The flip side of all of this is reflected in an email I received from another reporter who covers philanthropy. Responding to Cheryl’s comments, the reporter told me that the issues that Cheryl raised were reasons to cover foundations, not to ignore them.


  1. Holden says:

    OK, those are some cool things you point to foundations doing …

    But none of them get me excited the way a business or sports story gets me excited, because all of them are about process, and none of them are about RESULTS.

    If a business experimented with Second Life or community-powered voting or the like … boring. If that led to more profits or even just a better mousetrap, I’m interested.

    Show me a foundation that figured out the best way to fight malaria and eliminated it from some part of a country. Then I’ll get excited. It’s that kind of thing that could win a foundation fame forever, even if it goes out of business in the process. On the flip side, a foundation failing to dent malaria for some unforeseen reason is interesting too (maybe even more interesting).

    I do agree with you completely that press coverage is a potential key to the behavior we want. But rather than covering the things you point to, which even I find “sorta interesting,” not “exciting,” the press coverage I want to see would make a scandal out of the fact that foundations are so opaque. (Along the lines of your last paragraph.)

  2. And so my question to both Sean and Holden, is then “So What?” More press coverage and the outcome of that is …? To me it’s like some famous world-ranked tennis players, some of which if they spent less time in front of the camera for sponsor promos, may have had a better year on the court.

    The point is to be great not big. Sorry, I don’t think more press coverage is the answer to what you think they should try to be accomplishing.

  3. Holden says:

    Maggie, I don’t follow you. Sean and I are arguing for different kinds of press coverage, which may be behind the confusion.
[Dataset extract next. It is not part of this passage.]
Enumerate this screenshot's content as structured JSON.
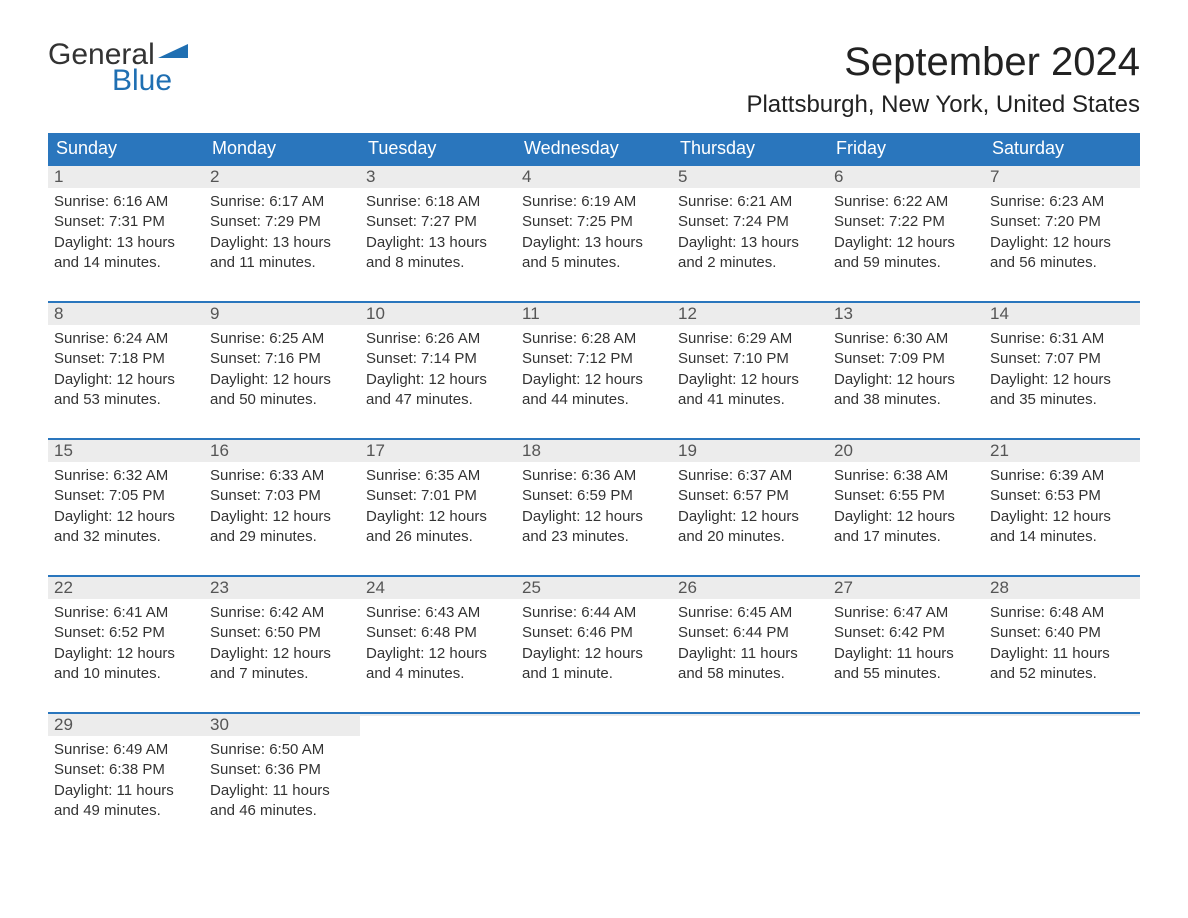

    Foundations are more opaque than they should be. They’re rewarded for this with the absence of controversy and accountability. I’d like to see the press make a scandal out of their opacity and embarrass them into telling us what they heck they do. The outcome of that, hopefully, is that we find out, and then we can have a real conversation about how good it is.

  4. Maggie says:

    Yes, I followed what you meant. My thought was that I don’t think that tactic is the best way. I find the approach a bit bully-ish.

  5. I will retract the word bully-ish from my previous comment as it is a strong word. In response to Holden’s comment “… to embarrass them into telling us what they do…” What I am sayig is, I just don’t think using the media “to stick it to em'” is the way to get the information.

  6. Holden says:

    OK, what’s a better approach? Or do you disagree that there’s a problem?

    There are people in need (clients) and people not in need (foundation staff). When discussing how to improve outcomes for the former, I hate hearing concerns about “bullying” the later.

  7. Holden says:

    I do not accept your retraction of the word “bully.” What’s wrong with a strong word when you have a strong feeling? I accept the “bully” label with pride, if you mean that I’m bullying foundation people in order to help the poor and disadvantaged. It’s true, I’d go further than public embarrassment, I’d give em noogies and chocolate swirlies if I thought it would help.